Elisha Hunt is one of many Green Dot customers who contacted Boston 25 News in recent days. Until last week, she had access to around $10,000 in unemployment funds.

"I went to go log in to my account and it said my account was closed," Hunt said. "I cried. I cried because that is every penny I have to my name on there because I'm not working.":

Thus began, for Hunt, day after day of calls between the state and Green Dot -- with no resolution.

"I thought I was doing the right thing by keeping it there, saving it," she said. "We don't know. There's a second wave on the other side of the world right now. You don't know. Times are tough. So I thought the right thing was 'don't touch the money.' Save it, save it, save it. They took everything I owned. My rent's due today, too. What do you tell the landlord?"

We contacted the state and Green Dot to see when legitimate unemployment funds tied to the cards might get released, but got no conclusive answers.

Similarly, when asked about Green Dot last week, Governor Charlie Baker did not address the company's business in Massachusetts specifically. But on the subject of unemployment fraud, he noted it was a federal investigation and there wasn't much he could say.

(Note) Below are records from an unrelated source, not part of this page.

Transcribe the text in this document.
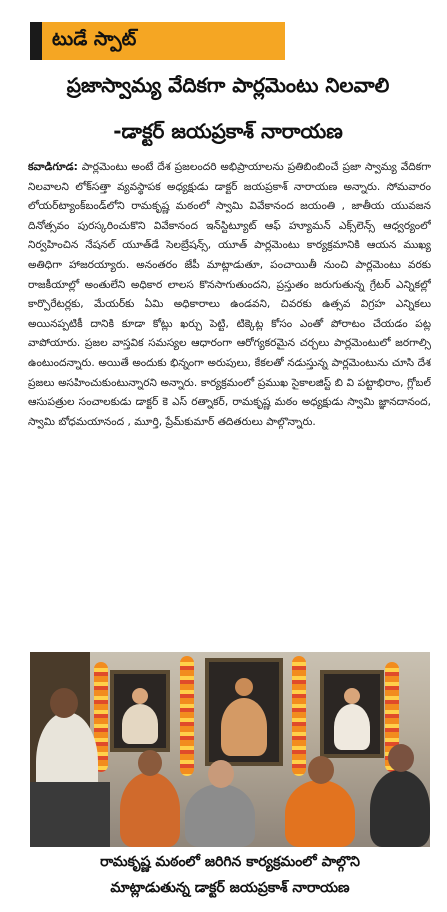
టుడే స్పాట్
ప్రజాస్వామ్య వేదికగా పార్లమెంటు నిలవాలి
-డాక్టర్ జయప్రకాశ్ నారాయణ
కవాడిగూడ: పార్లమెంటు అంటే దేశ ప్రజలందరి అభిప్రాయాలను ప్రతిబింబించే ప్రజా స్వామ్య వేదికగా నిలవాలని లోక్‌సత్తా వ్యవస్థాపక అధ్యక్షుడు డాక్టర్ జయప్రకాశ్ నారాయణ అన్నారు. సోమవారం లోయర్‌ట్యాంక్‌బండ్‌లోని రామకృష్ణ మఠంలో స్వామి వివేకానంద జయంతి , జాతీయ యువజన దినోత్సవం పురస్కరించుకొని వివేకానంద ఇన్‌స్టిట్యూట్ ఆఫ్ హ్యూమన్ ఎక్స్‌లెన్స్ ఆధ్వర్యంలో నిర్వహించిన నేషనల్ యూత్‌డే సెలబ్రేషన్స్, యూత్ పార్లమెంటు కార్యక్రమానికి ఆయన ముఖ్య అతిధిగా హాజరయ్యారు. అనంతరం జేపీ మాట్లాడుతూ, పంచాయితీ నుంచి పార్లమెంటు వరకు రాజకీయాల్లో అంతులేని అధికార లాలస కొనసాగుతుందని, ప్రస్తుతం జరుగుతున్న గ్రేటర్ ఎన్నికల్లో కార్పొరేటర్లకు, మేయర్‌కు ఏమి అధికారాలు ఉండవని, చివరకు ఉత్సవ విగ్రహ ఎన్నికలు అయినప్పటికీ దానికి కూడా కోట్లు ఖర్చు పెట్టి, టిక్కెట్ల కోసం ఎంతో పోరాటం చేయడం పట్ల వాపోయారు. ప్రజల వాస్తవిక సమస్యల ఆధారంగా ఆరోగ్యకరమైన చర్చలు పార్లమెంటులో జరగాల్సి ఉంటుందన్నారు. అయితే అందుకు భిన్నంగా అరుపులు, కేకలతో నడుస్తున్న పార్లమెంటును చూసి దేశ ప్రజలు అసహించుకుంటున్నారని అన్నారు. కార్యక్రమంలో ప్రముఖ సైకాలజిస్ట్ బి వి పట్టాభిరాం, గ్లోబల్ ఆసుపత్రుల సంచాలకుడు డాక్టర్ కె ఎస్ రత్నాకర్, రామకృష్ణ మఠం అధ్యక్షుడు స్వామి జ్ఞానదానంద, స్వామి బోధమయానంద , మూర్తి, ప్రేమ్‌కుమార్ తదితరులు పాల్గొన్నారు.
రామకృష్ణ మఠంలో జరిగిన కార్యక్రమంలో పాల్గొని
మాట్లాడుతున్న డాక్టర్ జయప్రకాశ్ నారాయణ
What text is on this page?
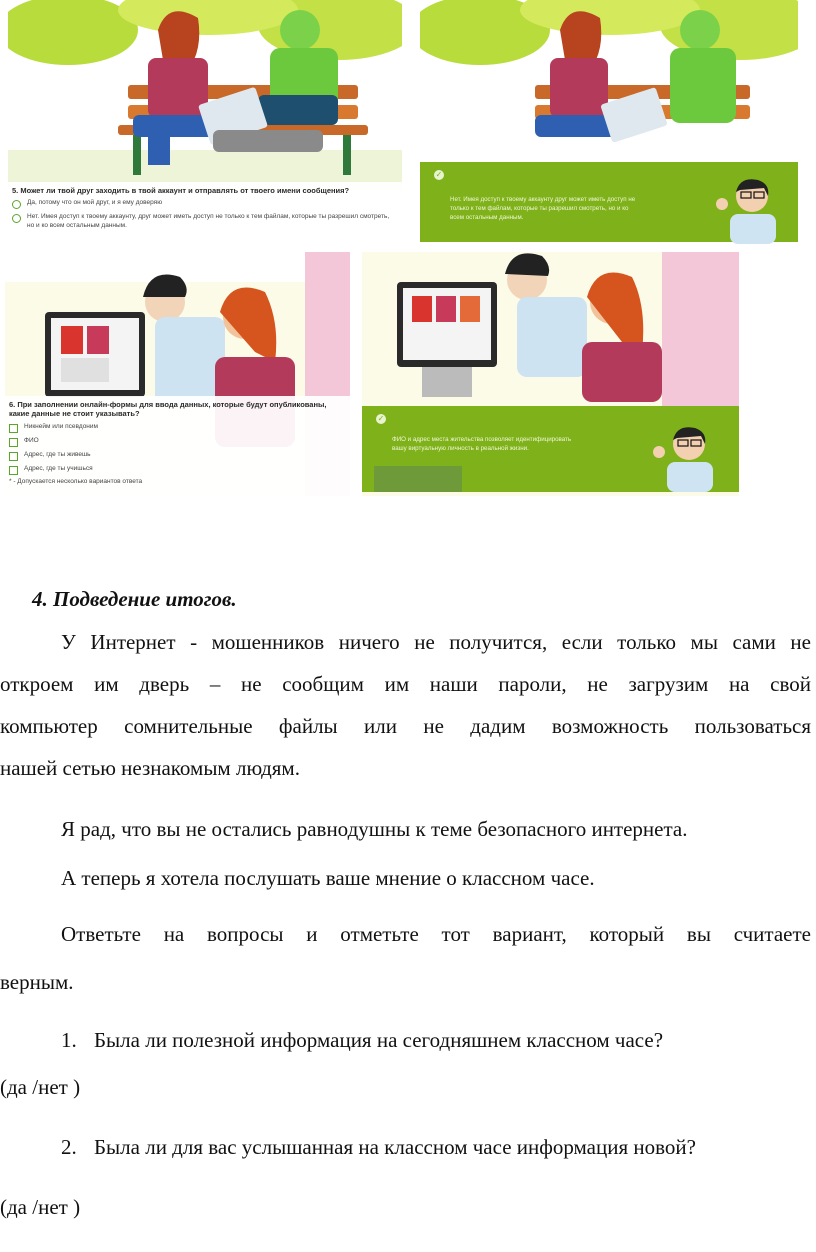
5. Может ли твой друг заходить в твой аккаунт и отправлять от твоего имени сообщения?
Да, потому что он мой друг, и я ему доверяю
Нет. Имея доступ к твоему аккаунту, друг может иметь доступ не только к тем файлам, которые ты разрешил смотреть, но и ко всем остальным данным.
✓
Нет. Имея доступ к твоему аккаунту друг может иметь доступ не
только к тем файлам, которые ты разрешил смотреть, но и ко
всем остальным данным.
6. При заполнении онлайн-формы для ввода данных, которые будут опубликованы, какие данные не стоит указывать?
Никнейм или псевдоним
ФИО
Адрес, где ты живешь
Адрес, где ты учишься
* - Допускается несколько вариантов ответа
✓
ФИО и адрес места жительства позволяет идентифицировать
вашу виртуальную личность в реальной жизни.
4. Подведение итогов.
У Интернет - мошенников ничего не получится, если только мы сами не
откроем им дверь – не сообщим им наши пароли, не загрузим на свой
компьютер сомнительные файлы или не дадим возможность пользоваться
нашей сетью незнакомым людям.
Я рад, что вы не остались равнодушны к теме безопасного интернета.
А теперь я хотела послушать ваше мнение о классном часе.
Ответьте на вопросы и отметьте тот вариант, который вы считаете
верным.
1. Была ли полезной информация на сегодняшнем классном часе?
(да /нет )
2. Была ли для вас услышанная на классном часе информация новой?
(да /нет )
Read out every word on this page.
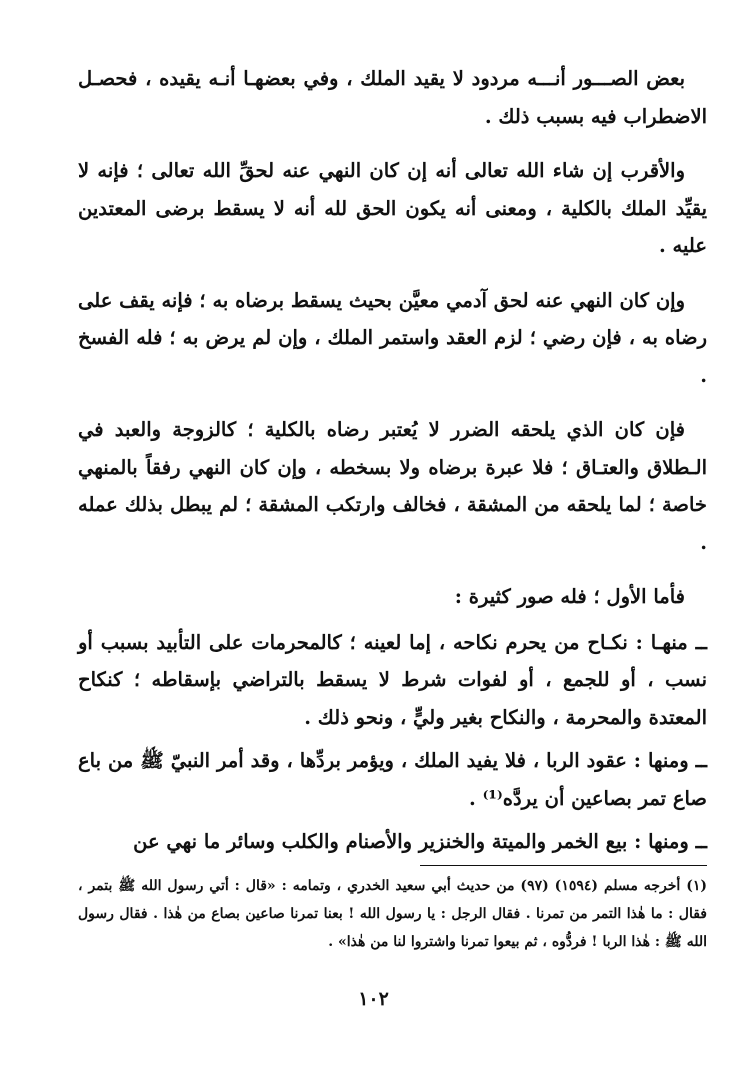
بعض الصـــور أنـــه مردود لا يقيد الملك ، وفي بعضهـا أنـه يقيده ، فحصـل الاضطراب فيه بسبب ذلك .

والأقرب إن شاء الله تعالى أنه إن كان النهي عنه لحقِّ الله تعالى ؛ فإنه لا يقيِّد الملك بالكلية ، ومعنى أنه يكون الحق لله أنه لا يسقط برضى المعتدين عليه .

وإن كان النهي عنه لحق آدمي معيَّن بحيث يسقط برضاه به ؛ فإنه يقف على رضاه به ، فإن رضي ؛ لزم العقد واستمر الملك ، وإن لم يرض به ؛ فله الفسخ .

فإن كان الذي يلحقه الضرر لا يُعتبر رضاه بالكلية ؛ كالزوجة والعبد في الـطلاق والعتـاق ؛ فلا عبرة برضاه ولا بسخطه ، وإن كان النهي رفقاً بالمنهي خاصة ؛ لما يلحقه من المشقة ، فخالف وارتكب المشقة ؛ لم يبطل بذلك عمله .

فأما الأول ؛ فله صور كثيرة :

ــ منهـا : نكـاح من يحرم نكاحه ، إما لعينه ؛ كالمحرمات على التأبيد بسبب أو نسب ، أو للجمع ، أو لفوات شرط لا يسقط بالتراضي بإسقاطه ؛ كنكاح المعتدة والمحرمة ، والنكاح بغير وليٍّ ، ونحو ذلك .

ــ ومنها : عقود الربا ، فلا يفيد الملك ، ويؤمر بردِّها ، وقد أمر النبيّ ﷺ من باع صاع تمر بصاعين أن يردَّه⁽¹⁾ .

ــ ومنها : بيع الخمر والميتة والخنزير والأصنام والكلب وسائر ما نهي عن

(١) أخرجه مسلم (١٥٩٤) (٩٧) من حديث أبي سعيد الخدري ، وتمامه : «قال : أتي رسول الله ﷺ بتمر ، فقال : ما هٰذا التمر من تمرنا . فقال الرجل : يا رسول الله ! بعنا تمرنا صاعين بصاع من هٰذا . فقال رسول الله ﷺ : هٰذا الربا ! فردُّوه ، ثم بيعوا تمرنا واشتروا لنا من هٰذا» .

١٠٢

Late Wednesday, Green Dot did offer to personally reach out to some customers we identified as suffering particularly big losses.

One of them owned a barbershop in Fall River that was forced to temporarily close back in March because it wasn’t an essential business. The owner attempted to reopen under Phase Two, but found customers reluctant to follow the new Covid-19 rules. Then the landlord raised the rent. To top all that off, his Green Dot account containing nearly $9,000 in pandemic unemployment assistance suddenly closed.

Tuesday, after six years in business, that barbershop closed for good.

"He worked very, very hard to, you know, get his business started," his wife told Boston 25 News. "He put all his time into that. And having to turn in the keys... that was pretty difficult."

If the unemployment money hadn't gone away would the shop still be open?

“We would have tried to keep the barbershop going a little longer,” she said. “So we’re hoping this kind of sorts itself out and maybe in the future he can start over again.”